Preparation and electrical behavior study of the ceramic interconnect La0.7Ca0.3CrO3−δ with CeO2-based electrolyte Ce0.8Sm0.2O1.9

Based on the conventional interconnect La0.7Ca0.3CrO3−δ, a novel ceramic interconnect for intermediate temperature solid oxide fuel cells was developed.

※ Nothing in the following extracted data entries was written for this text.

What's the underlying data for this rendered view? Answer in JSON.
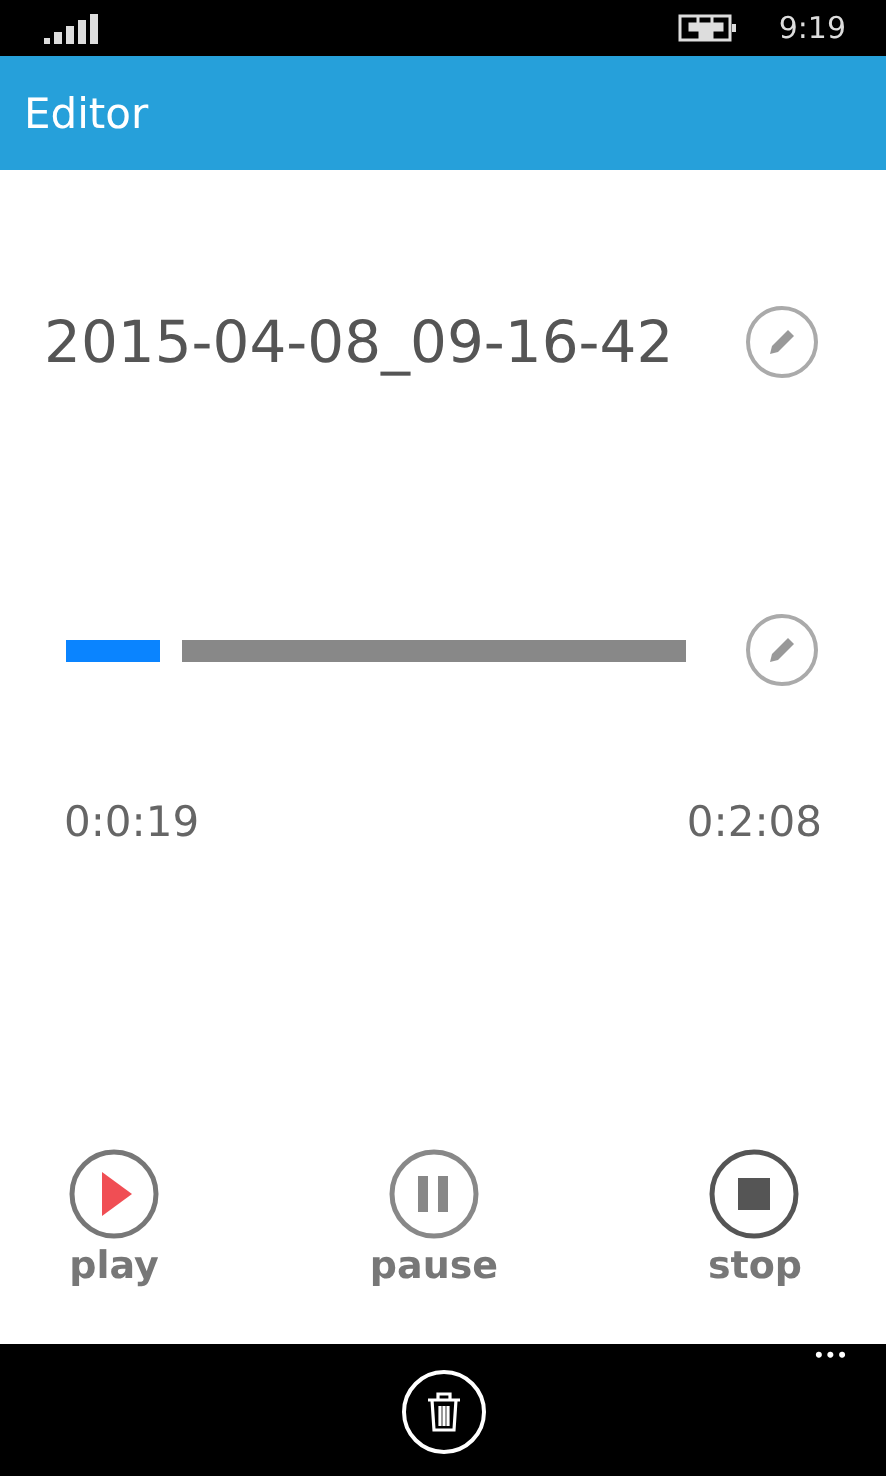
{
  "status_bar": {
    "time": "9:19"
  },
  "header": {
    "title": "Editor"
  },
  "recording": {
    "name": "2015-04-08_09-16-42"
  },
  "timeline": {
    "level": 0.15,
    "elapsed": "0:0:19",
    "total": "0:2:08"
  },
  "controls": [
    {
      "kind": "play",
      "label": "play"
    },
    {
      "kind": "pause",
      "label": "pause"
    },
    {
      "kind": "stop",
      "label": "stop"
    }
  ],
  "app_bar": {
    "more": "•••"
  }
}
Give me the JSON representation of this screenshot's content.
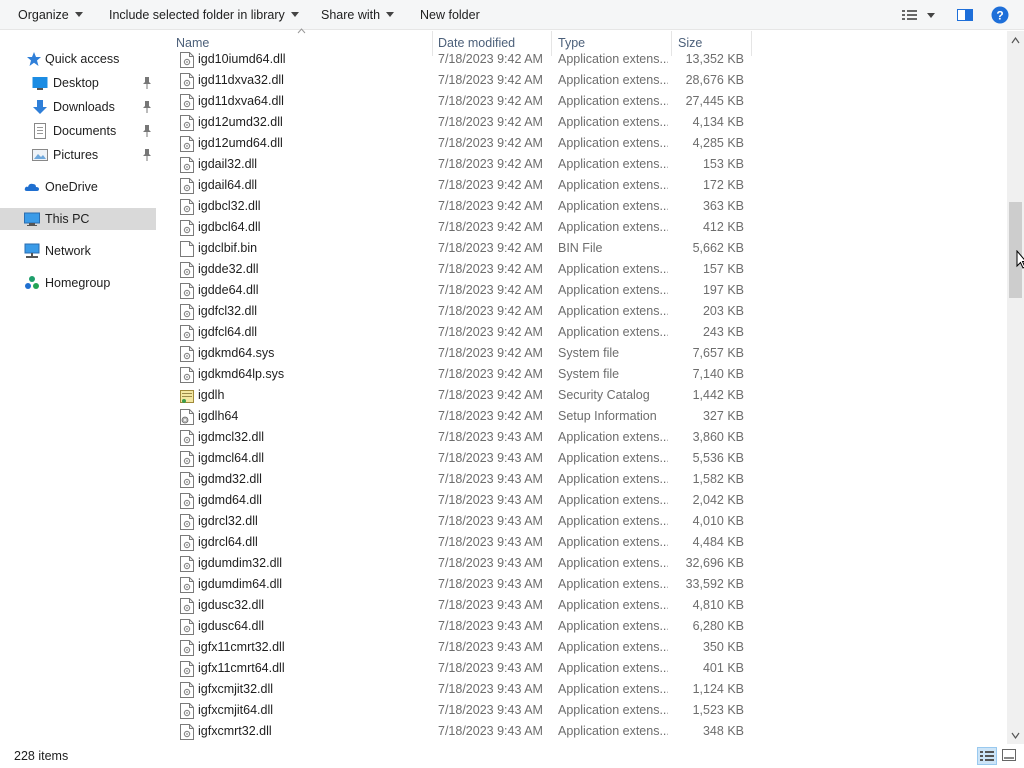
{
  "toolbar": {
    "organize": "Organize",
    "include": "Include selected folder in library",
    "share": "Share with",
    "new_folder": "New folder"
  },
  "nav": {
    "quick_access": "Quick access",
    "desktop": "Desktop",
    "downloads": "Downloads",
    "documents": "Documents",
    "pictures": "Pictures",
    "onedrive": "OneDrive",
    "this_pc": "This PC",
    "network": "Network",
    "homegroup": "Homegroup"
  },
  "columns": {
    "name": "Name",
    "date": "Date modified",
    "type": "Type",
    "size": "Size"
  },
  "files": [
    {
      "name": "igd10iumd64.dll",
      "date": "7/18/2023 9:42 AM",
      "type": "Application extens...",
      "size": "13,352 KB",
      "icon": "dll-icon"
    },
    {
      "name": "igd11dxva32.dll",
      "date": "7/18/2023 9:42 AM",
      "type": "Application extens...",
      "size": "28,676 KB",
      "icon": "dll-icon"
    },
    {
      "name": "igd11dxva64.dll",
      "date": "7/18/2023 9:42 AM",
      "type": "Application extens...",
      "size": "27,445 KB",
      "icon": "dll-icon"
    },
    {
      "name": "igd12umd32.dll",
      "date": "7/18/2023 9:42 AM",
      "type": "Application extens...",
      "size": "4,134 KB",
      "icon": "dll-icon"
    },
    {
      "name": "igd12umd64.dll",
      "date": "7/18/2023 9:42 AM",
      "type": "Application extens...",
      "size": "4,285 KB",
      "icon": "dll-icon"
    },
    {
      "name": "igdail32.dll",
      "date": "7/18/2023 9:42 AM",
      "type": "Application extens...",
      "size": "153 KB",
      "icon": "dll-icon"
    },
    {
      "name": "igdail64.dll",
      "date": "7/18/2023 9:42 AM",
      "type": "Application extens...",
      "size": "172 KB",
      "icon": "dll-icon"
    },
    {
      "name": "igdbcl32.dll",
      "date": "7/18/2023 9:42 AM",
      "type": "Application extens...",
      "size": "363 KB",
      "icon": "dll-icon"
    },
    {
      "name": "igdbcl64.dll",
      "date": "7/18/2023 9:42 AM",
      "type": "Application extens...",
      "size": "412 KB",
      "icon": "dll-icon"
    },
    {
      "name": "igdclbif.bin",
      "date": "7/18/2023 9:42 AM",
      "type": "BIN File",
      "size": "5,662 KB",
      "icon": "blank-file-icon"
    },
    {
      "name": "igdde32.dll",
      "date": "7/18/2023 9:42 AM",
      "type": "Application extens...",
      "size": "157 KB",
      "icon": "dll-icon"
    },
    {
      "name": "igdde64.dll",
      "date": "7/18/2023 9:42 AM",
      "type": "Application extens...",
      "size": "197 KB",
      "icon": "dll-icon"
    },
    {
      "name": "igdfcl32.dll",
      "date": "7/18/2023 9:42 AM",
      "type": "Application extens...",
      "size": "203 KB",
      "icon": "dll-icon"
    },
    {
      "name": "igdfcl64.dll",
      "date": "7/18/2023 9:42 AM",
      "type": "Application extens...",
      "size": "243 KB",
      "icon": "dll-icon"
    },
    {
      "name": "igdkmd64.sys",
      "date": "7/18/2023 9:42 AM",
      "type": "System file",
      "size": "7,657 KB",
      "icon": "sys-icon"
    },
    {
      "name": "igdkmd64lp.sys",
      "date": "7/18/2023 9:42 AM",
      "type": "System file",
      "size": "7,140 KB",
      "icon": "sys-icon"
    },
    {
      "name": "igdlh",
      "date": "7/18/2023 9:42 AM",
      "type": "Security Catalog",
      "size": "1,442 KB",
      "icon": "catalog-icon"
    },
    {
      "name": "igdlh64",
      "date": "7/18/2023 9:42 AM",
      "type": "Setup Information",
      "size": "327 KB",
      "icon": "inf-icon"
    },
    {
      "name": "igdmcl32.dll",
      "date": "7/18/2023 9:43 AM",
      "type": "Application extens...",
      "size": "3,860 KB",
      "icon": "dll-icon"
    },
    {
      "name": "igdmcl64.dll",
      "date": "7/18/2023 9:43 AM",
      "type": "Application extens...",
      "size": "5,536 KB",
      "icon": "dll-icon"
    },
    {
      "name": "igdmd32.dll",
      "date": "7/18/2023 9:43 AM",
      "type": "Application extens...",
      "size": "1,582 KB",
      "icon": "dll-icon"
    },
    {
      "name": "igdmd64.dll",
      "date": "7/18/2023 9:43 AM",
      "type": "Application extens...",
      "size": "2,042 KB",
      "icon": "dll-icon"
    },
    {
      "name": "igdrcl32.dll",
      "date": "7/18/2023 9:43 AM",
      "type": "Application extens...",
      "size": "4,010 KB",
      "icon": "dll-icon"
    },
    {
      "name": "igdrcl64.dll",
      "date": "7/18/2023 9:43 AM",
      "type": "Application extens...",
      "size": "4,484 KB",
      "icon": "dll-icon"
    },
    {
      "name": "igdumdim32.dll",
      "date": "7/18/2023 9:43 AM",
      "type": "Application extens...",
      "size": "32,696 KB",
      "icon": "dll-icon"
    },
    {
      "name": "igdumdim64.dll",
      "date": "7/18/2023 9:43 AM",
      "type": "Application extens...",
      "size": "33,592 KB",
      "icon": "dll-icon"
    },
    {
      "name": "igdusc32.dll",
      "date": "7/18/2023 9:43 AM",
      "type": "Application extens...",
      "size": "4,810 KB",
      "icon": "dll-icon"
    },
    {
      "name": "igdusc64.dll",
      "date": "7/18/2023 9:43 AM",
      "type": "Application extens...",
      "size": "6,280 KB",
      "icon": "dll-icon"
    },
    {
      "name": "igfx11cmrt32.dll",
      "date": "7/18/2023 9:43 AM",
      "type": "Application extens...",
      "size": "350 KB",
      "icon": "dll-icon"
    },
    {
      "name": "igfx11cmrt64.dll",
      "date": "7/18/2023 9:43 AM",
      "type": "Application extens...",
      "size": "401 KB",
      "icon": "dll-icon"
    },
    {
      "name": "igfxcmjit32.dll",
      "date": "7/18/2023 9:43 AM",
      "type": "Application extens...",
      "size": "1,124 KB",
      "icon": "dll-icon"
    },
    {
      "name": "igfxcmjit64.dll",
      "date": "7/18/2023 9:43 AM",
      "type": "Application extens...",
      "size": "1,523 KB",
      "icon": "dll-icon"
    },
    {
      "name": "igfxcmrt32.dll",
      "date": "7/18/2023 9:43 AM",
      "type": "Application extens...",
      "size": "348 KB",
      "icon": "dll-icon"
    }
  ],
  "status": {
    "item_count": "228 items"
  },
  "colors": {
    "toolbar_bg": "#f5f6f7",
    "selected_nav_bg": "#d9d9d9",
    "header_text": "#4c607a",
    "detail_text": "#6d6d6d",
    "help_blue": "#1e6fd9"
  }
}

In the air, the electrical conductivities of La0.7Ca0.3CrO3−δ + 5%Ce0.8Sm0.2O1.9 at 600, 700 and 800 °C were 96.7, 146.3 and 687.8 S cm−1, respectively, which increased significantly as compared with La0.7Ca0.3CrO3−δ under the same conditions. Similarly, in pure hydrogen, La0.7Ca0.3CrO3−δ + 3%Ce0.8Sm0.2O1.9 possessed the maximal electrical conductivities which were 4.2, 5.3 and 7.1 S cm−1, respectively at 600, 700 and 800 °C. The crystal structures of La0.7Ca0.3CrO3−δ, La0.7Ca0.3CrO3−δ + 5%Ce0.8Sm0.2O1.9 and La0.7Ca0.3CrO3−δ + 10%Ce0.8Sm0.2O1.9 were single phase with hexagonal symmetry, cubic phase plus some doped ceria impurity and orthorhombic phase plus some doped ceria impurity, respectively. The difference between the crystal structures may account for the difference between the electrical conductivities. The electrical conductivities and sinterability of La0.7Ca0.3CrO3−δ were increased by introducing Ce0.8Sm0.2O1.9, whereas the other properties were not influenced.